どこかが、癌というほか、詳細は知りません。
抗がん剤と放射線療法での癌との戦いです。
どのみち、夏休みに入る予定だったので、先生とお会いできるのは9月中旬だったのですが、なにか、ポッカリ穴があいてしまった気分。
今でも、初老の先生です。
抗がん剤や、放射線でこの次お会いできるときは、もう、よぼよぼ老人の先生になっているかもしれません。
それでも、どんなに、しょぼしょぼでも、また私たちの前でお話ししてくださる先生を待ち望んでいます。

この間は「本」の話になりました。
 
「本の内容を捉えようという姿勢は間違いですよ」
この言葉に対して私は理解できていません。
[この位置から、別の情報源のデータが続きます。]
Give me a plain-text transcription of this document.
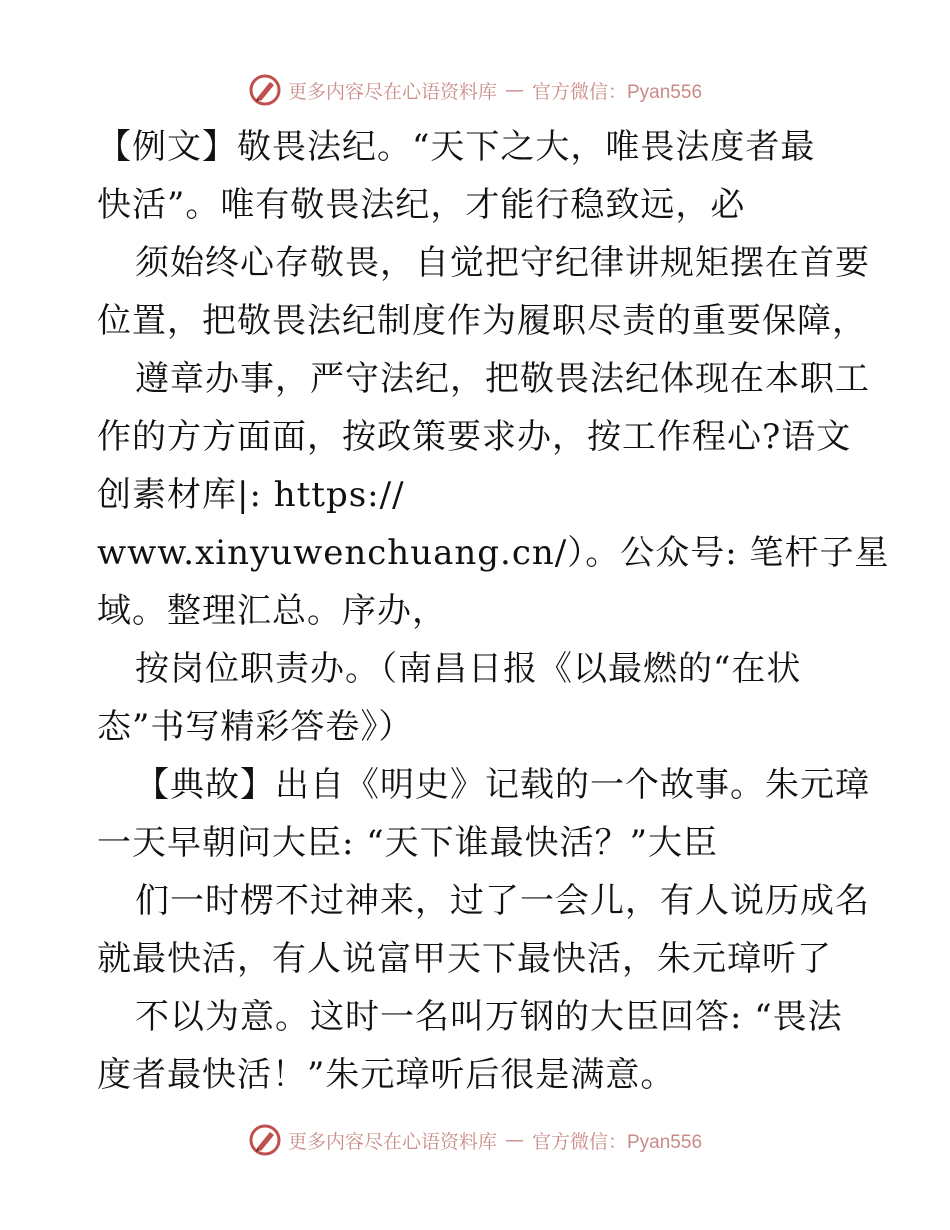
更多内容尽在心语资料库 — 官方微信：Pyan556
【例文】敬畏法纪。“天下之大，唯畏法度者最
快活”。唯有敬畏法纪，才能行稳致远，必
须始终心存敬畏，自觉把守纪律讲规矩摆在首要
位置，把敬畏法纪制度作为履职尽责的重要保障，
遵章办事，严守法纪，把敬畏法纪体现在本职工
作的方方面面，按政策要求办，按工作程心?语文
创素材库|: https://
www.xinyuwenchuang.cn/）。公众号: 笔杆子星
域。整理汇总。序办，
按岗位职责办。（南昌日报《以最燃的“在状
态”书写精彩答卷》）
【典故】出自《明史》记载的一个故事。朱元璋
一天早朝问大臣: “天下谁最快活？”大臣
们一时楞不过神来，过了一会儿，有人说历成名
就最快活，有人说富甲天下最快活，朱元璋听了
不以为意。这时一名叫万钢的大臣回答: “畏法
度者最快活！”朱元璋听后很是满意。
更多内容尽在心语资料库 — 官方微信：Pyan556
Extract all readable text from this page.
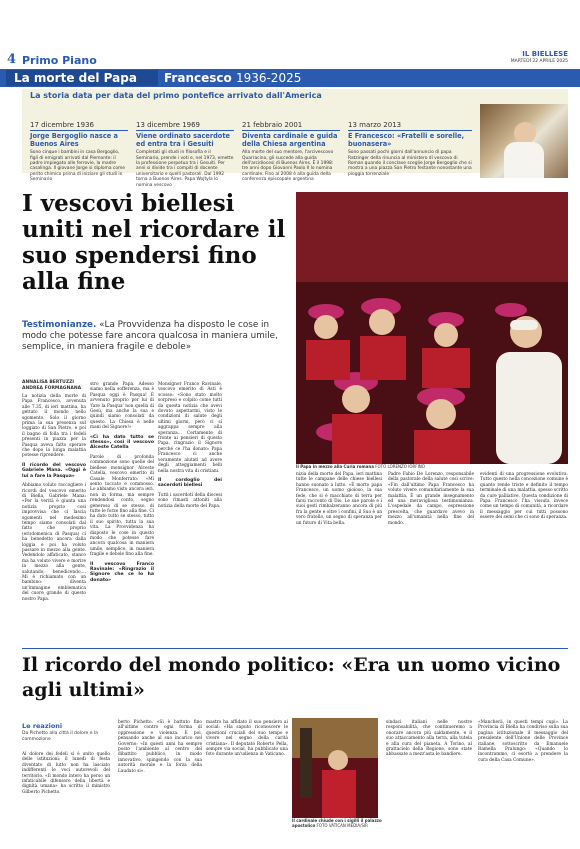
4 Primo Piano	IL BIELLESE
MARTEDÌ 22 APRILE 2025
La morte del Papa	Francesco 1936-2025
La storia data per data del primo pontefice arrivato dall'America
17 dicembre 1936
Jorge Bergoglio nasce a Buenos Aires
Sono cinque i bambini in casa Bergoglio, figli di emigrati arrivati dal Piemonte: il padre impiegato alle ferrovie, la madre casalinga. Il giovane Jorge si diploma come perito chimico prima di iniziare gli studi in Seminario
13 dicembre 1969
Viene ordinato sacerdote ed entra tra i Gesuiti
Completati gli studi in filosofia e il Seminario, prende i voti e, nel 1973, emette la professione perpetua tra i Gesuiti. Per anni si divide tra i compiti di docente universitario e quelli pastorali. Dal 1992 torna a Buenos Aires. Papa Wojtyla lo nomina vescovo
21 febbraio 2001
Diventa cardinale e guida della Chiesa argentina
Alla morte del suo mentore, l'arcivescovo Quarracino, gli succede alla guida dell'arcidiocesi di Buenos Aires. È il 1998: tre anni dopo Giovanni Paolo II lo nomina cardinale. Fino al 2008 è alla guida della conferenza episcopale argentina
13 marzo 2013
È Francesco: «Fratelli e sorelle, buonasera»
Sono passati pochi giorni dall'annuncio di papa Ratzinger della rinuncia al ministero di vescovo di Roman quando il conclave sceglie Jorge Bergoglio che si mostra a una piazza San Pietro festante nonostante una pioggia torrenziale
I vescovi biellesi uniti nel ricordare il suo spendersi fino alla fine
Il Papa in mezzo alla Curia romana FOTO LORENZO IORFINO
Testimonianze. «La Provvidenza ha disposto le cose in modo che potesse fare ancora qualcosa in maniera umile, semplice, in maniera fragile e debole»
ANNALISA BERTUZZI
ANDREA FORMAGNANA
La notizia della morte di Papa Francesco, avvenuta alle 7.35, di ieri mattina, ha gettato il mondo nello sgomento. Solo il giorno prima la sua presenza sul loggiato di San Pietro, e poi il bagno di folla tra i fedeli presenti in piazza per la Pasqua aveva fatto sperare che dopo la lunga malattia potesse riprendere.
Il ricordo del vescovo Gabriele Mana. «Oggi è lui a fare la Pasqua»
Abbiamo voluto raccogliere i ricordi del vescovo emerito di Biella, Gabriele Mana: «Per la verità è giunta una notizia proprio così improvvisa che ci lascia sgomenti nel medesimo tempo siamo consolati dal fatto che proprio (eri)domenica di Pasqua) ci ha benedetto ancora dalla loggia e poi ha voluto passare in mezzo alla gente. Vedendolo affaticato, stanco ma ha voluto vivere e morire in mezzo alla gente, salutando, benedicendo,... Mi è richiamato con un bambino: diventa un'immagine emblematica del cuore grande di questo nostro Papa.
stro grande Papa. Adesso siamo nella sofferenza, ma è Pasqua oggi è Pasqua! È avvenuto proprio per lui di 'fare la Pasqua' non quella di Gesù, ma anche la sua e quindi siamo consolati da questo. La Chiesa è nelle mani del Signore!»
«Ci ha dato tutto se stesso», così il vescovo Alceste Catella
Parole di profonda commozione sono quelle del biellese monsignor Alceste Catella, vescovo emerito di Casale Monferrato: «Mi sento toccato e commosso. Lo abbiamo visto ancora ieri, non in forma, ma sempre rendendosi conto, segno generoso di se stesso, di tutte le forze fino alla fine. Ci ha dato tutto se stesso, tutto il suo spirito, tutta la sua vita. La Provvidenza ha disposto le cose in questo modo che potesse fare ancora qualcosa in maniera umile, semplice, in maniera fragile e debole fino alla fine.
Il vescovo Franco Ravinale: «Ringrazio il Signore che ce lo ha donato»
Monsignor Franco Ravinale, vescovo emerito di Asti è scosso: «Sono stato molto sorpreso e colpito come tutti da questa notizia che avevi dovuto aspettarmi, visto le condizioni di salute degli ultimi giorni, però ci si aggrappa sempre alla speranza... Certamente di fronte ai pensieri di questo Papa, ringrazio il Signore perché ce l'ha donato: Papa Francesco ci anche veramente aiutati ad avere degli atteggiamenti belli nella nostra vita di cristiani.
Il cordoglio dei sacerdoti biellesi
Tutti i sacerdoti della diocesi sono rimasti attoniti alla notizia della morte del Papa.
nizia della morte del Papa, ieri mattina tutte le campane delle chiese biellesi hanno suonato a lutto. «È morto papa Francesco, un uomo gioioso, la sua fede, che si è macchiato di terra per farsi racconto di Dio. Le sue parole e i suoi gesti rimbalzeranno ancora di più fra la gente e oltre i confini, il Suo è un vero fratello, un segno di speranza per un futuro di Vita bella.
Padre Fabio De Lorenzo, responsabile della pastorale della salute così scrive: «Fin dall'ultimo Papa Francesco ha voluto vivere comunitariamente la sua malattia. È un grande insegnamento ed una meravigliosa testimonianza. L'ospedale da campo, espressione prescelta, che guardavo avevo in mezzo all'umanità nella fine del mondo.
evidenti di una progressione evolutiva. Tutto questo nella concezione comune è quanto rende triste e definito il tempo terminale di una malattia, spesso scritto da cure palliative. Questa condizione di Papa Francesco l'ha vissuta invece come un tempo di comunità, a ricordare il messaggio per cui tutti possono essere dei semi che ci sono di speranza.
Il ricordo del mondo politico: «Era un uomo vicino agli ultimi»
Le reazioni
Da Pichetto alla città il dolore e la commozione
Al dolore dei fedeli si è unito quello delle istituzioni: il lunedì di festa diventato di lutto non ha lasciato indifferenti le voci autorevoli del territorio. «Il mondo intero ha perso un infaticabile difensore della libertà e dignità umana» ha scritto il ministro Gilberto Pichetto.
berto Pichetto. «Si è battuto fino all'ultimo contro ogni forma di oppressione e violenza. E poi, pensando anche al suo incarico nel Governo: «In questi anni ha sempre posto l'ambiente al centro del dibattito pubblico, in modo innovativo, spingendo con la sua autorità morale e la forza della Laudato si».
mastro ha affidato il suo pensiero ai social: «Ha saputo riconoscere le questioni cruciali del suo tempo e vivere nel segno della carità cristiana». Il deputato Roberto Pella, sempre via social, ha pubblicato una foto durante un'udienza in Vaticano.
Il cardinale chiude con i sigilli il palazzo apostolico FOTO VATICAN MEDIA/SIR
sindaci italiani nelle nostre responsabilità, che continueremo a onorare ancora più saldamente, e il suo attaccamento alla terra, alla tutela e alla cura del pianeta. A Torino, al grattacielo della Regione, sono state abbassate a mezz'asta le bandiere.
«Mancherà, in questi tempi cupi». La Provincia di Biella ha condiviso sulla sua pagina istituzionale il messaggio del presidente dell'Unione delle Province italiane, sottoscritto da Emanuele Ramella Pralungo: «Quando lo incontrammo, ci esortò a prendere la cura della Casa Comune».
内容が理解できなければ、語る以前じゃないですか?
この疑問は今度お目にかかった時にぶつけてみましょう。

「本は読んでいることによって、自分が現れる。本が鏡になる」
「本とは、書いた、作者ではないな、そんな綺麗な感じではなくて、書いたヤツが、見えるときもある。もう、この世に存在しない人と対話するには、作品を読むしかない。そしてそれを書いたヤツが見えたときはうれしいねー」

先生が若い頃落ち込んだら読む本は、「モンテクリスト伯」 だったんですって。
牢から、出るまでの所を読む頃には、気持ちも回復したんですって。

私も「岩窟王」小学生の頃よんだけどなー
この夏は「モンテクリスト伯」を読む!

先生の言葉は慈雨のように私に降りてくる。